Wie lange es dauert, bis Flüchtlinge mit gleichen Chancen am Arbeitsmarkt teilhaben können, ist derzeit unklar: „Zum jetzigen Zeitpunkt sind wissenschaftliche Aussagen fast nicht möglich“, sagt Martin Baethge, Präsident des soziologischen Forschungsinstuts Göttingen (SOFI). Er hat anhand der wenigen verfügbaren Daten am nationalen Bildungsbericht der Bundesregierung mitgearbeitet und berichtet:
„seriöse Ökonomen gehen alle davon aus, dass es fünf bis sieben Jahre dauern wird“.

Wie lange es dauert, ist für Baethge zweitrangig. Er setzt darauf, die 120000 Flüchtlinge mit guter Bleibeperspektive im Alter von  16 bib  25 Jahren auf berufliche Ausbildungen vorzubereiten. Die meisten hätten eine Schule besucht, aber der Kenntnisstand zu einem deutschen 15-Jährigen unterscheide sich um etwa vier Schuljahre. Und selbst wenn die Flüchtlinge Berufserfahrung haben, sieht Baethge große Unterschiede, Deutschland sei schließlich eine „Hochtechnologie-Ökonomie“.

Ausgleichen sollen das vor allem Berufsschulen. „Lernen, lernen, lernen“  sei dort die Devise, sagt Rainer Wiemann, Schulleiter der BBS1 Arnoldi-Schule Göttingen. Obwohl er es täglich mit großer Motivation zu tun habe, gehe es nicht so zügig voran wie gewünscht. Auch wegen Ursachen, die nicht in der Hand der  Schulen oder Flüchtlinge liegen: In der Vergangenheit grausames erlebt zu haben, belaste viele Schüler, berichtet Wiesmann.  Auch mit dem Tod von Angehörigen in den Herkunftsländern konfrontiert zu werden, sei bei den jungen Flüchtlingen „eher die Regel als die Ausnahme“.

Hinzu kommt, dass Wiesmann zufolge viele Flüchtlinge nach dem Auszug aus Flüchtlingsheimen in sozialen Brennpunkten landen – für Baethge einer der Gründe dafür,  umfangreich Unterstützungsmaßnahmen zu konzipieren: „Berufliche und soziale Integration bedingen sich gegenseitig“, sagt er.

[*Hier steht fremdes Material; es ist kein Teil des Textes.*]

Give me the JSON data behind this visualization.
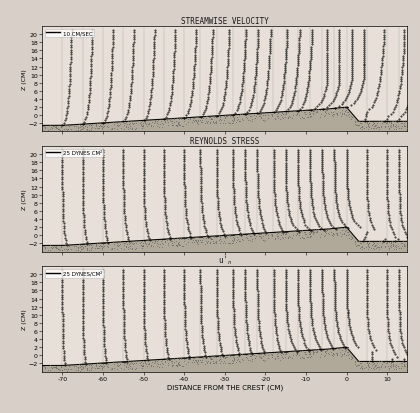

Tatsächlich gibt es derzeit eher zu viele Maßnahmen mit zu vielen, unterschiedlichen Förderprogrammen: Die Landesregierung wolle deshalb statt dieses Flickenteppichs auf Integrationsketten -also miteinander verzahnte Programme- setzen, kündigte Andretta an. Für Maßnahmen aus einem Guss plädiert auch Baethge und verweist auf das sogenannte Hamburger Modell: Dort sollen junge Geflüchtete künftig zwei Jahre lang auf das Berufsleben vorbereitet werden. Eine bundesweite Umsetzung würde nach seinen Angaben allerdings rund eine Milliarde Euro jährlich kosten.

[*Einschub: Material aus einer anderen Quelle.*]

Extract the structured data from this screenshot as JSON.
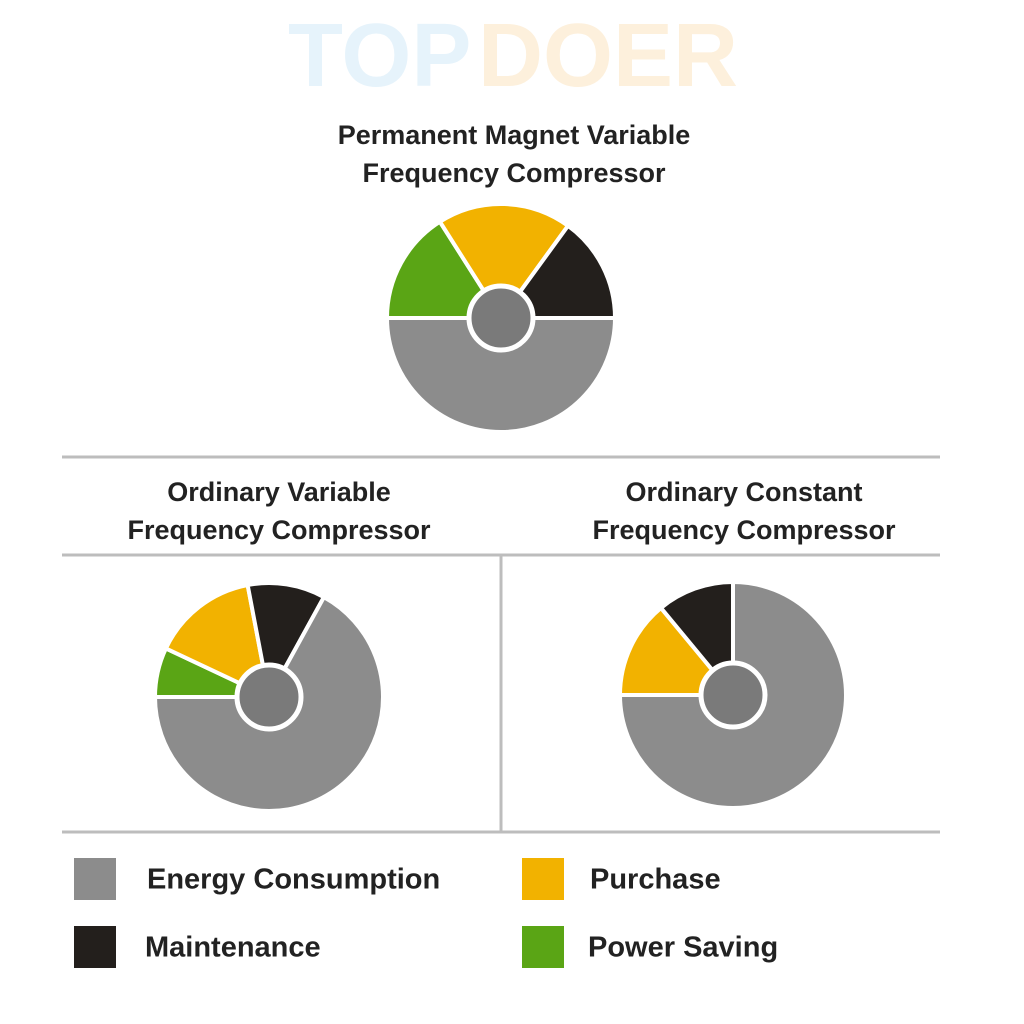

Er hält das trotzdem für zielführender, als junge Flüchtlinge in unqualifizierte Hilfsberufe einsteigen zu lassen: Weil dort der Arbeitsmarkt ohnehin am angespanntesten sei, drohe angesichts Hunderttausender weiterer Bewerber „unglaublicher sozialer Sprengstoff“.

Von Christoph Höland

„Wichtig ist, dass die Leute das wollen“

Während über Lösungen debattiert wird, entwicklen manche Handwerksbetriebe ganz eigene Ansätze. Der Göttinger KFZ-Meister Michael Naoumis hat zwei Auszubildende eingestellt – einer davon ist Flüchtling, der andere greift ihm unter die Arme.

„Wichtig ist, dass die Leute das wollen“, sagt Naoumis. Zehn Mitarbeiter beschäftigt  er in  der KFZ-Werkstatt „Rad und Tat“ – und statt wie ursprünglich geplant zwei sind es derzeit drei Azubis. Abdelwahed Mosa Mohammed Thabit ist der jüngste Neuzugang, seit 18 Monaten lebt der gebürtige Sudanese in Deutschland. Mit seinen Leistungen im Betrieb ist Naoumis „sehr zufrieden“. Im Betrieb laufe es besser als in der Berufsschule, sagt allerdings Thabit. Er hat zwar schon in Libyen als KFZ-Mechaniker gearbeitet, besonders schriftliche Aufgaben machen ihm aber zu schaffen. Naoumis hat deshalb dafür gesorgt, dass sein zweiter Azubi, Simon Brüß, dem Flüchtling beispielsweise Fragestellungen nochmal erläutert. Dann klappe es, sagt Brüß – „schließlich weiß Abdulwahed ja eigentlich, was er machen muss“.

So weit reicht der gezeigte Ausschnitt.